House Health and Public Services Committee Chair Sam Creekmore, R-New Albany, who was the lead author of HB 565, took the podium after De Delva and pointed to the bipartisan support of the measure in his chamber. He urged his cross-chamber colleagues to think about how problem-solving care should be held higher than party labels.
“The Mississippi House stood together – Republicans and Democrats – to pass this bill because cancer does not care what party label you have, and neither should the access to the best tools in the state,” Creekmore said. “Now, it’s the Senate’s turn. My message to my colleagues is simple: Our patients don’t have time to waste.”

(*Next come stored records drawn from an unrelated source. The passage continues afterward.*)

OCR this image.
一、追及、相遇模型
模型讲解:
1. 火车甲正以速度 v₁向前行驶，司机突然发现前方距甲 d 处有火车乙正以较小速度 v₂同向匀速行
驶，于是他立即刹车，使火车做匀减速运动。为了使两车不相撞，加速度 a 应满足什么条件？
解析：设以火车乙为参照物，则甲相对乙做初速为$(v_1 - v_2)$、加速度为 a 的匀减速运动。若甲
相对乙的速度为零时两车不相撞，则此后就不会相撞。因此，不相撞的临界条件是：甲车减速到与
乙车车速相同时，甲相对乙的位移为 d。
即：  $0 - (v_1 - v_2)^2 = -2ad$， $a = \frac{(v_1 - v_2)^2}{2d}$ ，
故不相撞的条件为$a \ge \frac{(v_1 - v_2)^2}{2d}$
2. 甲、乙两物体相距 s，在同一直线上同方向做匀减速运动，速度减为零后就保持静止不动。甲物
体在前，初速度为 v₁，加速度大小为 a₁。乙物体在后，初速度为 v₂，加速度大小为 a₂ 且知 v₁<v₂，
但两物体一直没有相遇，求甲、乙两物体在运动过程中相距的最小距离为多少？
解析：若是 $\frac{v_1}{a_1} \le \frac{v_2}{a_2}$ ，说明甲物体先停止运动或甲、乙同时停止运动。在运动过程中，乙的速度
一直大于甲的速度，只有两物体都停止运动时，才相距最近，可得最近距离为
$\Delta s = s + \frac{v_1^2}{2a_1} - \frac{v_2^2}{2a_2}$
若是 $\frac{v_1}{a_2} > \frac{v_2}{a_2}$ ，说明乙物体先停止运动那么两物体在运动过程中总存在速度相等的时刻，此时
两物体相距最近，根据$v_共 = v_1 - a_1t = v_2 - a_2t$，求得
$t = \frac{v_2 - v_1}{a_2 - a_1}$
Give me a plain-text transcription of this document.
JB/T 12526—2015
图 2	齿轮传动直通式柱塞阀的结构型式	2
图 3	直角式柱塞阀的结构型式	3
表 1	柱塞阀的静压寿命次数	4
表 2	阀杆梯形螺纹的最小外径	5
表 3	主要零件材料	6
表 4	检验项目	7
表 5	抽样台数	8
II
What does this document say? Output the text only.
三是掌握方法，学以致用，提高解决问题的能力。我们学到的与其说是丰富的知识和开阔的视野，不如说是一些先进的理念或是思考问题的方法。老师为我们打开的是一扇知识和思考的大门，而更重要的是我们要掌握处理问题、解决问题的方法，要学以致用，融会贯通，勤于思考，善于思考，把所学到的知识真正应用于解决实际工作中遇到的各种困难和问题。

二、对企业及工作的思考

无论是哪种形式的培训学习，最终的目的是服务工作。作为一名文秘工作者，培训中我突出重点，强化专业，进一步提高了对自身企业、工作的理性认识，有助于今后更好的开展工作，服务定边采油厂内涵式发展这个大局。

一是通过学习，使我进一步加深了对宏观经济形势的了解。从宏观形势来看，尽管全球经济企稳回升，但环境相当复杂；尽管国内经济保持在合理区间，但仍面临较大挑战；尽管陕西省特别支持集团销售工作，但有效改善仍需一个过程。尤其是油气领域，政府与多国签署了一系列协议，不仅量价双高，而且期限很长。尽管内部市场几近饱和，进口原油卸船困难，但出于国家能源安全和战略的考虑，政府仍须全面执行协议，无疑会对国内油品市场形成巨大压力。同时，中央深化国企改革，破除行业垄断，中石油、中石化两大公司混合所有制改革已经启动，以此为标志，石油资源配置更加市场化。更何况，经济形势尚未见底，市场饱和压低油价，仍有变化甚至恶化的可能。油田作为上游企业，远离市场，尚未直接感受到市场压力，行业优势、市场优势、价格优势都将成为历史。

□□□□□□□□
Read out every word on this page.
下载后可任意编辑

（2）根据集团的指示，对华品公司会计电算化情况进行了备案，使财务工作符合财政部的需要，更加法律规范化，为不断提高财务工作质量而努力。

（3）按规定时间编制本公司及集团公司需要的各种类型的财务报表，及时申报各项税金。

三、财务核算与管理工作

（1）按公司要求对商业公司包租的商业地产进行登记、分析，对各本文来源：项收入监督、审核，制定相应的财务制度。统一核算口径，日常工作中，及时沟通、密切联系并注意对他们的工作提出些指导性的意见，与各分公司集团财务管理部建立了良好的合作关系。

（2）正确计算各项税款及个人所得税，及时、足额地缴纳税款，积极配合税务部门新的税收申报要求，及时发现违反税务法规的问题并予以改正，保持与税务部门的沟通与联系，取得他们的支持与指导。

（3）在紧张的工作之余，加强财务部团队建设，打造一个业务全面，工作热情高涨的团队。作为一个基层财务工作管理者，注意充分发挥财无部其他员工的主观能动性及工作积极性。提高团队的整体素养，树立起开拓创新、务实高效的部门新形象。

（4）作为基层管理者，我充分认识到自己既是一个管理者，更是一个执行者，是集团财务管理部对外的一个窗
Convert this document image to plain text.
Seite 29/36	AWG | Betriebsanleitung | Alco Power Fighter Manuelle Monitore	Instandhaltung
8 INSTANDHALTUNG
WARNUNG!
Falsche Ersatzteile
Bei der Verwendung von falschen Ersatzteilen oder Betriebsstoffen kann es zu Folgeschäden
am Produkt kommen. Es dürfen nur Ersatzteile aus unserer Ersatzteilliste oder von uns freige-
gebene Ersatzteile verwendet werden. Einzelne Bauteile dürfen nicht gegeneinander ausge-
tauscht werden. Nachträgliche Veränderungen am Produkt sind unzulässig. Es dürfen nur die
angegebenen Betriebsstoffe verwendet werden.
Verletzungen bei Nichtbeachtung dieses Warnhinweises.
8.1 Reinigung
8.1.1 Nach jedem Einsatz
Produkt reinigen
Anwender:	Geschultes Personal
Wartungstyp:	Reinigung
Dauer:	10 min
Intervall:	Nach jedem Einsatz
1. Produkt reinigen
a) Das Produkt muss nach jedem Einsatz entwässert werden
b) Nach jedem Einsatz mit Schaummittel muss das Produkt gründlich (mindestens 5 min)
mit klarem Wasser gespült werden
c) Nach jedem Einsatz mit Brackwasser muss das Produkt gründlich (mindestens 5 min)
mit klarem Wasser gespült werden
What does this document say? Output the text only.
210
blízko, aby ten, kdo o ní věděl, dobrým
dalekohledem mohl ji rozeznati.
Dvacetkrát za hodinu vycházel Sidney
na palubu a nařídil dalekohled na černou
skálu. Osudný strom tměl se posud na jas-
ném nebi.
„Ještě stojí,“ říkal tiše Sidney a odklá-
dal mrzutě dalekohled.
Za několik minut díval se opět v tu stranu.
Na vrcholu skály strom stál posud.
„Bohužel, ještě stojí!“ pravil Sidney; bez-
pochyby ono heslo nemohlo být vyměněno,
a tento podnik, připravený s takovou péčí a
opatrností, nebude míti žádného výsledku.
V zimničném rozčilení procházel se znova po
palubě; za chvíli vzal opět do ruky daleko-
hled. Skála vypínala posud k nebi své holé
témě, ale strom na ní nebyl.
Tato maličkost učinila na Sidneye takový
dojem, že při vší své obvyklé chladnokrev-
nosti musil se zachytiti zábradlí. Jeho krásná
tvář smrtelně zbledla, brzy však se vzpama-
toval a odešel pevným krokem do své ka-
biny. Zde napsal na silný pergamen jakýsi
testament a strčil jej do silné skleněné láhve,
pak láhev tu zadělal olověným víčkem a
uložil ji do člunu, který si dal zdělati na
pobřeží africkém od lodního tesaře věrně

For Ashleigh Parker, a cancer survivor from Olive Branch, biomarker testing proved life-changing. It detected a small liver lesion after her stage-four colorectal cancer went into remission, sparing her additional chemotherapy and letting her get back to her daily life.
“I am alive, and I’m thriving, and I’m not weighed down with having treatments all the time, and I am honored to be here today,” Parker said. “I really want to urge all my friends in the legislature to make sure that this very important, potentially life-saving legislation is passed because all Mississippians deserve the same kind of treatment, and hopefully the same outcome that I’ve had.”